In the past, creating a new nanocomposite with specific physical properties meant dedicating incredible time and resources to making a sample and hoping its properties hit expected targets.
Now, UCL’s James Suter, Deren Groen and Peter Coveney have turned to Edinburgh’s ARCHER supercomputer as well as the Science and Technology Facilities Council’s BlueJoule and BlueWonder out of Daresbury Laboratory to pioneer a new method of nanoscale research and development that would cut out the time-consuming guesswork and give scientists a sounder understanding of just how these materials work.

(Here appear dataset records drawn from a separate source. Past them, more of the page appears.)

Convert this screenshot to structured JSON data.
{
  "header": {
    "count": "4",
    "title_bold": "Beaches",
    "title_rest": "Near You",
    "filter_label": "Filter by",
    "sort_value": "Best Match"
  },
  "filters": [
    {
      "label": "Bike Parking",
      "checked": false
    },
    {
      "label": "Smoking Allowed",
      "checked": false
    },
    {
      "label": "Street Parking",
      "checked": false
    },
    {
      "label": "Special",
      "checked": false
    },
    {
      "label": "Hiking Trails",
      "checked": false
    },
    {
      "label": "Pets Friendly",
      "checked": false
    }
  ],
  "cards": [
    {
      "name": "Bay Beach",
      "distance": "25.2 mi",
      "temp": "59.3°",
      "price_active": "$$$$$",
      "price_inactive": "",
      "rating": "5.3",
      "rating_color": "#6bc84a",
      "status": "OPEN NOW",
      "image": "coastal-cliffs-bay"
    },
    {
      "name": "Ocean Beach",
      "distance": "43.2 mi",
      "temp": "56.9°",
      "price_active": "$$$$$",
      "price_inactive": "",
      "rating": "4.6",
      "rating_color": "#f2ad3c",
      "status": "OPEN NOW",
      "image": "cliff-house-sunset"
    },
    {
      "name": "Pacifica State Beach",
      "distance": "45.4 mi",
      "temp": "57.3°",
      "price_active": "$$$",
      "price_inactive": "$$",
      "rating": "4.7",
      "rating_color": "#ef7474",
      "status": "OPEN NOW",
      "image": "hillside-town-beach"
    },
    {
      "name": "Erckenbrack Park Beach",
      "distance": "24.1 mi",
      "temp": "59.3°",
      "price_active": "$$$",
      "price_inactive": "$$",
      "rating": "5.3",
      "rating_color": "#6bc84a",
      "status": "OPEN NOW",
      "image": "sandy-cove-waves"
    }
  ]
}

“[Developing composite materials] typically involves grinding and mixing the ingredients and hoping for the best,” says Suter, a postdoctoral research assistant in UCL’s Centre for Computational Science. “Of course we test the properties of the resulting materials, but our understanding of how they are structured and why they have the properties they have, is quite limited.”

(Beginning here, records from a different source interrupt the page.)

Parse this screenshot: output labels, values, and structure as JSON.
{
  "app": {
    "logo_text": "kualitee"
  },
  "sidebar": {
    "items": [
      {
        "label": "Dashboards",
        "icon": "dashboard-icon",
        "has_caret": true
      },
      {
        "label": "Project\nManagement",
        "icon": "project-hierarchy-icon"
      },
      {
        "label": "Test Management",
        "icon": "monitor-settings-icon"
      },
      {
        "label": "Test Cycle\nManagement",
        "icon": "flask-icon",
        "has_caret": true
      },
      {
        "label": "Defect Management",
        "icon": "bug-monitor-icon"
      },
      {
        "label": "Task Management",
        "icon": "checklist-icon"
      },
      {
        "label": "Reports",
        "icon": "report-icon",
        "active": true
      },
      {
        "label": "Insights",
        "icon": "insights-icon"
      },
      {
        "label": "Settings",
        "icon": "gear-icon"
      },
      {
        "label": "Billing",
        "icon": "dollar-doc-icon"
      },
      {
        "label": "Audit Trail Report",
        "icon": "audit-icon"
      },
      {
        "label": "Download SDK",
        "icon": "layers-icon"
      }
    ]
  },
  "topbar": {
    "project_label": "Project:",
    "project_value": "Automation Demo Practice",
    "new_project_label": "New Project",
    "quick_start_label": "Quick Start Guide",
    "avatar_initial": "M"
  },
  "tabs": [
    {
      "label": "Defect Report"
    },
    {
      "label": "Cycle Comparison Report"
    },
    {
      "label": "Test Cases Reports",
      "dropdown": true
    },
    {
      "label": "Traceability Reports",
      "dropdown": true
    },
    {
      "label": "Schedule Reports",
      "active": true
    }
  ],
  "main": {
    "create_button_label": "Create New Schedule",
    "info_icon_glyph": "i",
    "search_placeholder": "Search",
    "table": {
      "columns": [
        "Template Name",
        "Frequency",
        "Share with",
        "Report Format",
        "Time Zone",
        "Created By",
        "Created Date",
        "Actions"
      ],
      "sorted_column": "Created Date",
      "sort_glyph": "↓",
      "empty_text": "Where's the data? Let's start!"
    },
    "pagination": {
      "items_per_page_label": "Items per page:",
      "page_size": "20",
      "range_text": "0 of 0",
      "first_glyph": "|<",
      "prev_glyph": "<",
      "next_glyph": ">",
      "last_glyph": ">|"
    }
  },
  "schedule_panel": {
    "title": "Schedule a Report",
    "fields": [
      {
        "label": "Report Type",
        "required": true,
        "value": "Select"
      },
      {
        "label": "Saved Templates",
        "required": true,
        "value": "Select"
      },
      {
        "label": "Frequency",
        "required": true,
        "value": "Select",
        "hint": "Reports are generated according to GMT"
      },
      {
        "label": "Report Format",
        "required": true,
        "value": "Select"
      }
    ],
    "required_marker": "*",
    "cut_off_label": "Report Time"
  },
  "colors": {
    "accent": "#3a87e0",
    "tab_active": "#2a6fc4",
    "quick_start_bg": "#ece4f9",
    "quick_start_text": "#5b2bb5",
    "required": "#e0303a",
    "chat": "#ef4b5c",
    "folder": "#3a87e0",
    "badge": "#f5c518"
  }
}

The material the team was interested in is a blend of clay and synthetic polymer called montmorillonite. But with processes smaller even than the wavelength of light, direct observation is not possible, so the team focused on using powerful simulations.
“Our study developed computer simulations that describe precisely how the layered particles and the polymer chains interact,” says co-author Dr. Derek Groen. “The challenge is getting enough precision without the computer simulation being unmanageable. Certain processes need a highly detailed simulation which describes everything on a quantum level – but if we simulated the entire sample at that level, we’d literally need several decades of supercomputer time.”
In the blend of clay and synthetic polymer, for example, the clay is formed in sheets stacked above and below rows of polymer chains. To study the interaction where the clay sheet meets the polymer, Suter and his team require quantum simulation, but other portions of the model alter the level of detail to go only as granular as the atom or even a molecule.
The multiscale approach saves a great deal of compute time, but as Suter notes, the use of approximations necessitates a careful checking of the simulation’s fidelity.
“A lot of our work involved comparing the different types of simulation and ensuring that they gave results that were consistent with each other,” he explains. “The quantum mechanical model starts from first principles and is derived from the most basic laws of physics, so we know it’s right. But there are quite a few assumptions involved in a molecular model, and we had to ensure those assumptions were correct.”
The simulation showed for the first time how polymers and clay particles interact to form more complex shapes. As arrays of polymer-entangled clay sheets transform into stacks, they take on unique properties related to their structure. The team’s findings are a promising contribution to the field of composite materials manufacturing.